Thank you so much. I really appreciate that Microsoft managed to get a fix out this rapidly.
Like I mentioned earlier Microsoft has been working on this issue and they released an update to fix it and in case you update your Windows , it will fix the issue.
Take a look at:
https://support.microsoft.com/en-us/topic/january-17-2022-kb5010793-os-builds-19042-1469-19043-1469-...
Microsoft still doesn't release these out of band updates via the Windows Update for Business release channel which is how we distribute all of our updates (using update rings in Intune). Why is this not able to be deployed and managed through Microsoft's native tools that they seem to recommend so strongly for cloud-based update management?
This is like emergency update and only those affected should download it.
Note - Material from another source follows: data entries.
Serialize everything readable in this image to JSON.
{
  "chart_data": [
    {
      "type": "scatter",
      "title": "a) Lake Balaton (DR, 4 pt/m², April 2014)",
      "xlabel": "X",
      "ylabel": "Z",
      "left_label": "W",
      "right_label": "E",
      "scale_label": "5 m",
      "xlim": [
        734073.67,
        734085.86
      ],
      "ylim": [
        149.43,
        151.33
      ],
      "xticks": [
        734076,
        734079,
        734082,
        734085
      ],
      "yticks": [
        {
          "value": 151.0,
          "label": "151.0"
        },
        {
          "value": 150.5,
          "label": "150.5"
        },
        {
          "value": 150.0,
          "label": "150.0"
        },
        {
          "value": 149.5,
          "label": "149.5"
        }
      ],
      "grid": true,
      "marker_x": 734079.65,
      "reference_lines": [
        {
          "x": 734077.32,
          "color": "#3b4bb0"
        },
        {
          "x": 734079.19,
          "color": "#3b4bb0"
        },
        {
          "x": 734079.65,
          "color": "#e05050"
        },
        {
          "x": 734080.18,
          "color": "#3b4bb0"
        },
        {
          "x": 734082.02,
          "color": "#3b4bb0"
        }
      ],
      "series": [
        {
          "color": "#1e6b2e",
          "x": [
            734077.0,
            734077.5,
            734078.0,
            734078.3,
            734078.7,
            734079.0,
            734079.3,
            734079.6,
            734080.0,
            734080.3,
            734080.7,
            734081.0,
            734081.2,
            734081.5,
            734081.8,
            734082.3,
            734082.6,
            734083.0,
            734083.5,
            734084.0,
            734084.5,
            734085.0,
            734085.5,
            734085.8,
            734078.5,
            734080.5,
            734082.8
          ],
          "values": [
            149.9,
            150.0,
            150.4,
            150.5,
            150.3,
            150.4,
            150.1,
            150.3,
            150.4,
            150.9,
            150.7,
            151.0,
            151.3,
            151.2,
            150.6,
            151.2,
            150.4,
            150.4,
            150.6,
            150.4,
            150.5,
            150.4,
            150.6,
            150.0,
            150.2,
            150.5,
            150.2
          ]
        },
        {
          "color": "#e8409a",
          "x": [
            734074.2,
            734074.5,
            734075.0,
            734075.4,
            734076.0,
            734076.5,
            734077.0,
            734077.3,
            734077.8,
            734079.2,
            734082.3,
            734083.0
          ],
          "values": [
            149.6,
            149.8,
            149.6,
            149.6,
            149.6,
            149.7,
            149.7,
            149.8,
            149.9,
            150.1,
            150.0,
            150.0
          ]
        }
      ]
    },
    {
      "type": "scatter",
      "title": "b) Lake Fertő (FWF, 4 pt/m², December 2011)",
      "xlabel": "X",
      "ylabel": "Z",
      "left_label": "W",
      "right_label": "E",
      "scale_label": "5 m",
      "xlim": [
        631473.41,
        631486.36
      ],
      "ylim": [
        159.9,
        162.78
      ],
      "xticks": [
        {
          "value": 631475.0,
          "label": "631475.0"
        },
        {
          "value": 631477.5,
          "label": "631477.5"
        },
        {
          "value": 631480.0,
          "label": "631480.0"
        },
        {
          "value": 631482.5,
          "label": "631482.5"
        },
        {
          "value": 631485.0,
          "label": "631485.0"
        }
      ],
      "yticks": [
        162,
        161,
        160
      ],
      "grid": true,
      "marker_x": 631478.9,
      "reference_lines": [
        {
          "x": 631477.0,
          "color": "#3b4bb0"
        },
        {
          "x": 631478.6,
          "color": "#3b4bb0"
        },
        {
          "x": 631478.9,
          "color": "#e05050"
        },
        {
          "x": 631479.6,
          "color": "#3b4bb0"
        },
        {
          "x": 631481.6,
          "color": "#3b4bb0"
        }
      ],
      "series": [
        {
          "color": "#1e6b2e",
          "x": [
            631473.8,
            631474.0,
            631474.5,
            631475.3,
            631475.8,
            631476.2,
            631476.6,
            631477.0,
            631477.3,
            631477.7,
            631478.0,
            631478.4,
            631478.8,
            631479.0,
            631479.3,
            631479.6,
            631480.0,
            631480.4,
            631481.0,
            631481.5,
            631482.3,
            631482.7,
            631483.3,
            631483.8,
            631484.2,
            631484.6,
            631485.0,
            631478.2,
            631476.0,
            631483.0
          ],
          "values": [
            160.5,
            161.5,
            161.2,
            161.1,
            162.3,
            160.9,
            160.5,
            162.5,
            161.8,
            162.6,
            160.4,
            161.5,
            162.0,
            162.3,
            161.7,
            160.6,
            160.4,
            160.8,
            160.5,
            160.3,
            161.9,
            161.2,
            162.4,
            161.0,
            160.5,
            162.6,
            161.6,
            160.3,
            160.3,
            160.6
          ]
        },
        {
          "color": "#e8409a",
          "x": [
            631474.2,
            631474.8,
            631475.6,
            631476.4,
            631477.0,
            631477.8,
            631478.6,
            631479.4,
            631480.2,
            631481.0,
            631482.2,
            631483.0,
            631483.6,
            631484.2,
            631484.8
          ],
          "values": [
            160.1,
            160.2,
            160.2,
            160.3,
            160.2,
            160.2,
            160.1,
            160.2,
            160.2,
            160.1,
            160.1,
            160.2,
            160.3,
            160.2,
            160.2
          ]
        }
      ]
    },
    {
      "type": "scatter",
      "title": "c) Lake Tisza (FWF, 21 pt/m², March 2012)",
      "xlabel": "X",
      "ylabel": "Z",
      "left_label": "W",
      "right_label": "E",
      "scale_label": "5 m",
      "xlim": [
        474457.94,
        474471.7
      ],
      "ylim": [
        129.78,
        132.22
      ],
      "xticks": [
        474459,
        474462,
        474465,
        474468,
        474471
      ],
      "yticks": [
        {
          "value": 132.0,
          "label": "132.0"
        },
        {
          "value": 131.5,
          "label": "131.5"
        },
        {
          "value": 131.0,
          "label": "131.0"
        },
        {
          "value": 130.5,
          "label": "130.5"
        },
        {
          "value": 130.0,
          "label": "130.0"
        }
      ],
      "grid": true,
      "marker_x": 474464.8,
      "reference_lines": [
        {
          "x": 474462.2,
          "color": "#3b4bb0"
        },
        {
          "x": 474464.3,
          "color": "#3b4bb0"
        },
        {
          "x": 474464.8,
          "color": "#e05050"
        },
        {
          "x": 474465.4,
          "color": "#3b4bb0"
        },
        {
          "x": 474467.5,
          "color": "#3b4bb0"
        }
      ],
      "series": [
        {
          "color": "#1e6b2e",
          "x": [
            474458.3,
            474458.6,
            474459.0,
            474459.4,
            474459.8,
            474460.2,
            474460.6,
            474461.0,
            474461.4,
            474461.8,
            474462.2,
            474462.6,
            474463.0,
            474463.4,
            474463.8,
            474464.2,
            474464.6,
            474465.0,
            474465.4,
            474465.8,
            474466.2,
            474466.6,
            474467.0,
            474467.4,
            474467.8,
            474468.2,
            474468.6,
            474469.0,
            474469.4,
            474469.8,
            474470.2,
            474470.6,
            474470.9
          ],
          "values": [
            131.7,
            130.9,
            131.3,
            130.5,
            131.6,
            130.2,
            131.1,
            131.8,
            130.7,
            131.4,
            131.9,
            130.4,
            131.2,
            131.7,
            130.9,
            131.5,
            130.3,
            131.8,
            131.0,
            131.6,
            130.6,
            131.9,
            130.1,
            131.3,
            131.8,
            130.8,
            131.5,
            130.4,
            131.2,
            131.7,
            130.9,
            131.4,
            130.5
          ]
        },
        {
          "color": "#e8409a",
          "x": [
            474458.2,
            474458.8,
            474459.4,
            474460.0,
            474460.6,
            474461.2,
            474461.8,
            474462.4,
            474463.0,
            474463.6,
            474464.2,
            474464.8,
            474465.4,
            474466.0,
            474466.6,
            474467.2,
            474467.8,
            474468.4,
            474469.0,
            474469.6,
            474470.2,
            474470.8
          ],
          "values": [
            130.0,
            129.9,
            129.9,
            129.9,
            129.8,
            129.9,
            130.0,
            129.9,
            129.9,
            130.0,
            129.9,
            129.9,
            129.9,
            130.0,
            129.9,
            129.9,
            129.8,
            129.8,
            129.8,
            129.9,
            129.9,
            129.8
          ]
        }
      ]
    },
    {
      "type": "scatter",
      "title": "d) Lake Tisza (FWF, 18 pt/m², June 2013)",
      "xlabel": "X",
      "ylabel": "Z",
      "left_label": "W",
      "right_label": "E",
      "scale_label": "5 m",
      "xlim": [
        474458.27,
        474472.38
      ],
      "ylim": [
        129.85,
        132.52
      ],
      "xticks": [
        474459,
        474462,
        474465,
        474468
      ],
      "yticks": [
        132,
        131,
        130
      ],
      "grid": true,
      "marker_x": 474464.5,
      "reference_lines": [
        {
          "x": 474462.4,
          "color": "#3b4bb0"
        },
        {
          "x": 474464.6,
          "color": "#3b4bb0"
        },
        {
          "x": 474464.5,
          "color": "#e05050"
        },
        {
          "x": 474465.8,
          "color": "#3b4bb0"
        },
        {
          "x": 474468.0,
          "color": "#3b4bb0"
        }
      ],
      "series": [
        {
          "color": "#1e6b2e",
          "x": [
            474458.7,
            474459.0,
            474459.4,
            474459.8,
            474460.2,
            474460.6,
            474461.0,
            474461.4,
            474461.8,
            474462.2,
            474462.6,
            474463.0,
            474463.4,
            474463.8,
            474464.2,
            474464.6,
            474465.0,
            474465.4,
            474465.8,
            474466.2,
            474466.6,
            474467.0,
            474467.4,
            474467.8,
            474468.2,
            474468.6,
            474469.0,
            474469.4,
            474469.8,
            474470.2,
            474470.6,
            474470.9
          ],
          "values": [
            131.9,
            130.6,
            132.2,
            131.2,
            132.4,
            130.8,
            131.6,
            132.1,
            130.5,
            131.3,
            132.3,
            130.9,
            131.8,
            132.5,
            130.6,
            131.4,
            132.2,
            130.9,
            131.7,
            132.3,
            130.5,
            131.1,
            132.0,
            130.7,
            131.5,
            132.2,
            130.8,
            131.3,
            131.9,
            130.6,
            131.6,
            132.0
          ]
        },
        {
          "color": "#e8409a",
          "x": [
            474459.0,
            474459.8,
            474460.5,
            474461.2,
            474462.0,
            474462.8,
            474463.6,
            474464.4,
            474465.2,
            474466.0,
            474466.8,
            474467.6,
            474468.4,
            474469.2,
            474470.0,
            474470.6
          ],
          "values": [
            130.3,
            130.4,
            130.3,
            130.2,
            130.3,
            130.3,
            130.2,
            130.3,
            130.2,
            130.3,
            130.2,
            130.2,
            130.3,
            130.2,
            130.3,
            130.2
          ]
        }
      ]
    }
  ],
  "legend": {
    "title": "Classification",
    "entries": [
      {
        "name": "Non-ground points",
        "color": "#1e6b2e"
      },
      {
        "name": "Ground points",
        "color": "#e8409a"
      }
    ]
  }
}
It will be available in next cumulative update.
I understand that it's an emergency update but we *are* affected and we manage our updates exclusively through Intune update rings in the cloud (we don't have on-prem infrastructure to assist with this).

In these emergency update cases we're now stuck either remaining unpatched for the rest of the month (not ideal from a security perspective) or we would resume our updates and then manually connect to each computer and install the update we manually download from the Windows Update catalogue. You can see how that's not really ideal, right? Now that the patch is out and fixed it would be ideal if we could push that out via Intune update rings to get users fully patched and fully functional.

@BrianG-PPN I can confirm the update works, but I got really surprised it is not released as critical update, as it does not seems reasonable Microsoft stop half the companies in the world and does not releases it to automatic applying. Testing, I installed all updates (as I asked all my customers to do) and the bug was there. So I could see one must choose the "Optional Updates", click on the bug correction and apply it manually. It will keep a lot of enterprises, where a technician cannot come computer by computer, in the Cave Era for some time yet.

The update works however when using Windows Update for Business the "Optional Updates" section within the Windows Update tool is not available so this isn't an option for distributing the updates. If you navigate to the page describing the out of band update here: https://support.microsoft.com/en-us/topic/january-17-2022-kb5010795-os-build-22000-438-out-of-band-2... you can see (in the How to Get This Update section under Windows Update for Business) that it's not available through that release channel. So the behaviour is apparently "as designed" or "expected" but frustrating when we have an OOB update that we'd like to distribute efficiently.
best response confirmed by BrianG-PPN (Occasional Contributor)
Solution
Yes, your argument is valid.
As a workaround you may use "Win32 app management" in Microsoft Intune and download the package from the Microsoft Update Catalogue and then deploy it using the Microsoft Intune, take a look at:
https://docs.microsoft.com/en-us/mem/intune/apps/apps-win32-deploy-update-package
I know it is a bit challenging but it is possible to deploy updates in the Microsoft Intune too.

@BrianG-PPN I've got the exact same issue. It's frustrating as using WU4B is what MS recommend for a company like ours and now we are getting the worst experience when it comes to resolving an issue they have introduced.

I've also found pausing the update rings has not stopped this update from going out to some users.